A .NET Core application is an application that can run on any .NET Core runtime: CoreCLR (current), .NETNative (future).

So, just as a WinForms application targets the .NET Framework, and a Windows Phone App might target the Windows Phone Platform, so a .NET Standard application targets the .NET Core platform. The naming for this is all a bit jumbled due to reuse (you get the feeling they would really rather call it a .NET Core application but can't because of the already used netcore moniker), but it's really as simple as that. Update - as of RTM, and as pointed out by Mani Gandham, what were previously called .NET Standard Applications are now .NET Core Applications, which makes a lot more sense!

A .NET Core application, given it runs on .NET Core which will support a version of NETStandard, will likely predominantly consist of calls to NETStandard APIs.

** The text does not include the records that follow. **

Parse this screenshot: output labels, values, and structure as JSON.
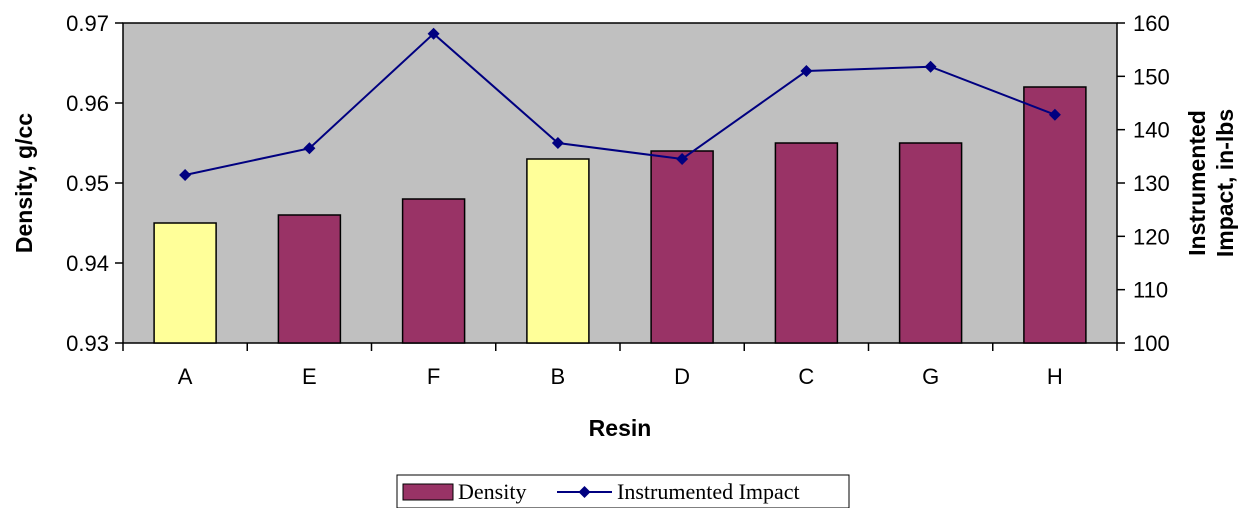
{
  "chart_data": {
    "type": "bar",
    "categories": [
      "A",
      "E",
      "F",
      "B",
      "D",
      "C",
      "G",
      "H"
    ],
    "series": [
      {
        "name": "Density",
        "kind": "bar",
        "axis": "left",
        "values": [
          0.945,
          0.946,
          0.948,
          0.953,
          0.954,
          0.955,
          0.955,
          0.962
        ],
        "point_colors": [
          "#ffff99",
          "#993366",
          "#993366",
          "#ffff99",
          "#993366",
          "#993366",
          "#993366",
          "#993366"
        ]
      },
      {
        "name": "Instrumented Impact",
        "kind": "line",
        "marker": "diamond",
        "axis": "right",
        "values": [
          131.5,
          136.5,
          158,
          137.5,
          134.5,
          151,
          151.8,
          142.8
        ]
      }
    ],
    "xlabel": "Resin",
    "ylabel": "Density, g/cc",
    "y2label": [
      "Instrumented",
      "Impact, in-lbs"
    ],
    "ylim": [
      0.93,
      0.97
    ],
    "y2lim": [
      100,
      160
    ],
    "yticks": [
      "0.93",
      "0.94",
      "0.95",
      "0.96",
      "0.97"
    ],
    "y2ticks": [
      "100",
      "110",
      "120",
      "130",
      "140",
      "150",
      "160"
    ],
    "grid": false,
    "legend": "bottom-center",
    "colors": {
      "plot_bg": "#c0c0c0",
      "bar_default": "#993366",
      "bar_highlight": "#ffff99",
      "line": "#000080"
    }
  }
}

Therefore, the majority of the code can likely be shared with, for example, a .NET Framework application, as long as it supports the appropriate NETStandard version. However, it is important to note that a .NET Core Application cannot inherently be reused on other frameworks - it relies on the .NET Core runtime. The NETStandard target framework is an abstract set of contracts that must be implemented in a framework. Think of it like interfaces, classes and apps - the NETStandard framework provides the interface, while the .NET Framework and .NET Core provide the implementations, and WinForms and .NET Core Applications target those frameworks.

ASP.NET Core

So what can we build with .NET Core? Currently there are two options - you can build Windows Store Apps which use the .NET Native Runtime, or you can build ASP.NET Core 1.0 web apps. This new framework (previously called ASP.NET 5, and before that vNext), is a complete rewrite of the existing ASP.NET framework designed to be highly modular, with a number of best practices built in (e.g. dependency injection).

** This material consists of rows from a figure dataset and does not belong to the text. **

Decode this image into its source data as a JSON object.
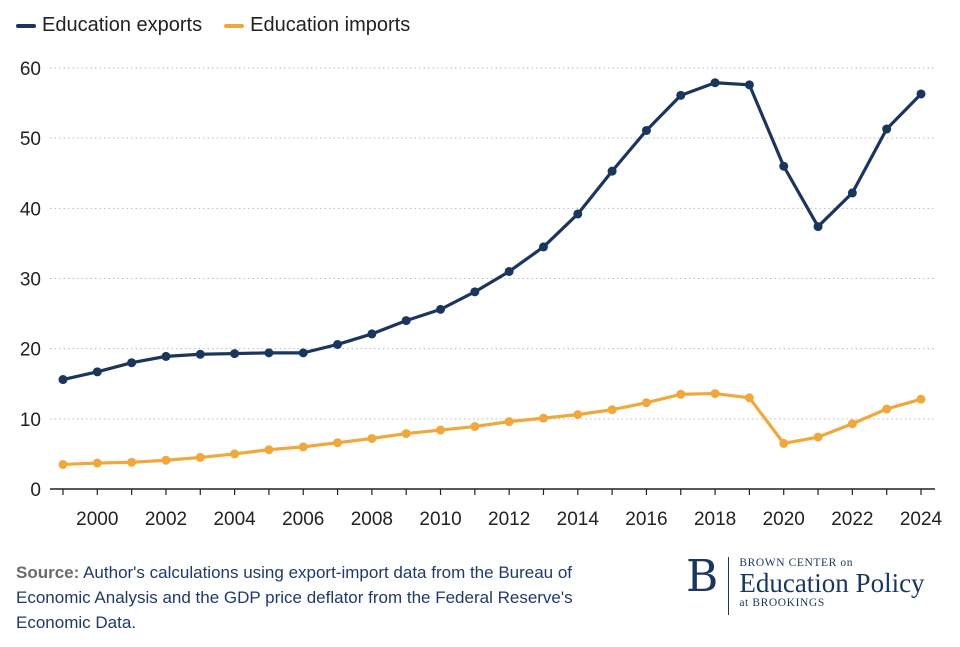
{
  "chart_data": {
    "type": "line",
    "x": [
      1999,
      2000,
      2001,
      2002,
      2003,
      2004,
      2005,
      2006,
      2007,
      2008,
      2009,
      2010,
      2011,
      2012,
      2013,
      2014,
      2015,
      2016,
      2017,
      2018,
      2019,
      2020,
      2021,
      2022,
      2023,
      2024
    ],
    "series": [
      {
        "name": "Education exports",
        "color": "#1a365d",
        "values": [
          15.6,
          16.7,
          18.0,
          18.9,
          19.2,
          19.3,
          19.4,
          19.4,
          20.6,
          22.1,
          24.0,
          25.6,
          28.1,
          31.0,
          34.5,
          39.2,
          45.3,
          51.1,
          56.1,
          57.9,
          57.6,
          46.0,
          37.4,
          42.2,
          51.3,
          56.3
        ]
      },
      {
        "name": "Education imports",
        "color": "#f0a83c",
        "values": [
          3.5,
          3.7,
          3.8,
          4.1,
          4.5,
          5.0,
          5.6,
          6.0,
          6.6,
          7.2,
          7.9,
          8.4,
          8.9,
          9.6,
          10.1,
          10.6,
          11.3,
          12.3,
          13.5,
          13.6,
          13.0,
          6.5,
          7.4,
          9.3,
          11.4,
          12.8
        ]
      }
    ],
    "ylim": [
      0,
      60
    ],
    "y_ticks": [
      "0",
      "10",
      "20",
      "30",
      "40",
      "50",
      "60"
    ],
    "x_ticks": [
      "2000",
      "2002",
      "2004",
      "2006",
      "2008",
      "2010",
      "2012",
      "2014",
      "2016",
      "2018",
      "2020",
      "2022",
      "2024"
    ],
    "title": "",
    "xlabel": "",
    "ylabel": "",
    "grid": "horizontal dotted",
    "legend": "top-left"
  },
  "source": {
    "label": "Source:",
    "text": "Author's calculations using export-import data from the Bureau of Economic Analysis and the GDP price deflator from the Federal Reserve's Economic Data."
  },
  "logo": {
    "letter": "B",
    "top": "BROWN CENTER on",
    "main": "Education Policy",
    "bottom": "at BROOKINGS"
  }
}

For developers with prior familiarity with ASP.NET development, on opening a new ASP.NET Core project you will be greeted with a sense of both refreshing familiarity and significant differences. No longer is there a web.config or global.asax, and in their place are startup.cs and project.json (among others).

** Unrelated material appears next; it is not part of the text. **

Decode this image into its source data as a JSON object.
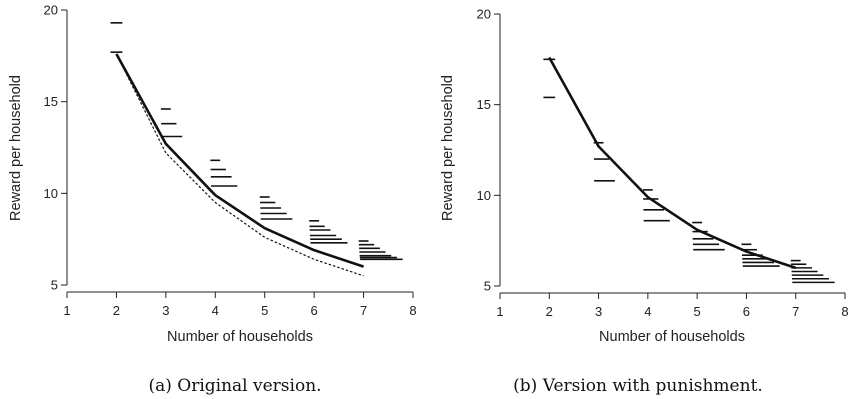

Note: as of RC2, web.config is back (though settings will live in appsettings.json), and project.json is going away!

WebForms, VB, WebPages and SignalR are all a no-go currently, (though most of those are now on the road map). However, once you get past that initial setup hurdle, you are working with pretty much the same ASP.NET MVC you have been, just with some nice enhancements like tag helpers.

Although ASP.NET Core is designed to be used with .NET Core, ASP.NET Core applications can also target the full .NET Framework. In this case, you don't get the benefit of running cross platform but you do get a stable, robust framework, that is probably already deployed where your applications need to run! I'll be going into far more detail about ASP.NET in subsequent posts so I'll leave it at that for now.

Summary

.NET Core is a somewhat nebulous term for a new framework, runtime and standards. It's easy to get lost in all the new names, especially given how many iterations some of them went through to get to this stage. Given that RC2 has only just been announced, there will no doubt be more changes before this all finally settles down, but I'll try to keep this post updated with any changes. I've also intentionally left out details of the Dotnet CLI and the (now obsolete) DNX, DNVM and DNU for simplicity and as the tooling is in greater flux than the library and runtime aspect discussed. However, if you made it this far hopefully you now have a better grasp of the (suddenly cross-platform) landscape that is on the horizon for .NET development!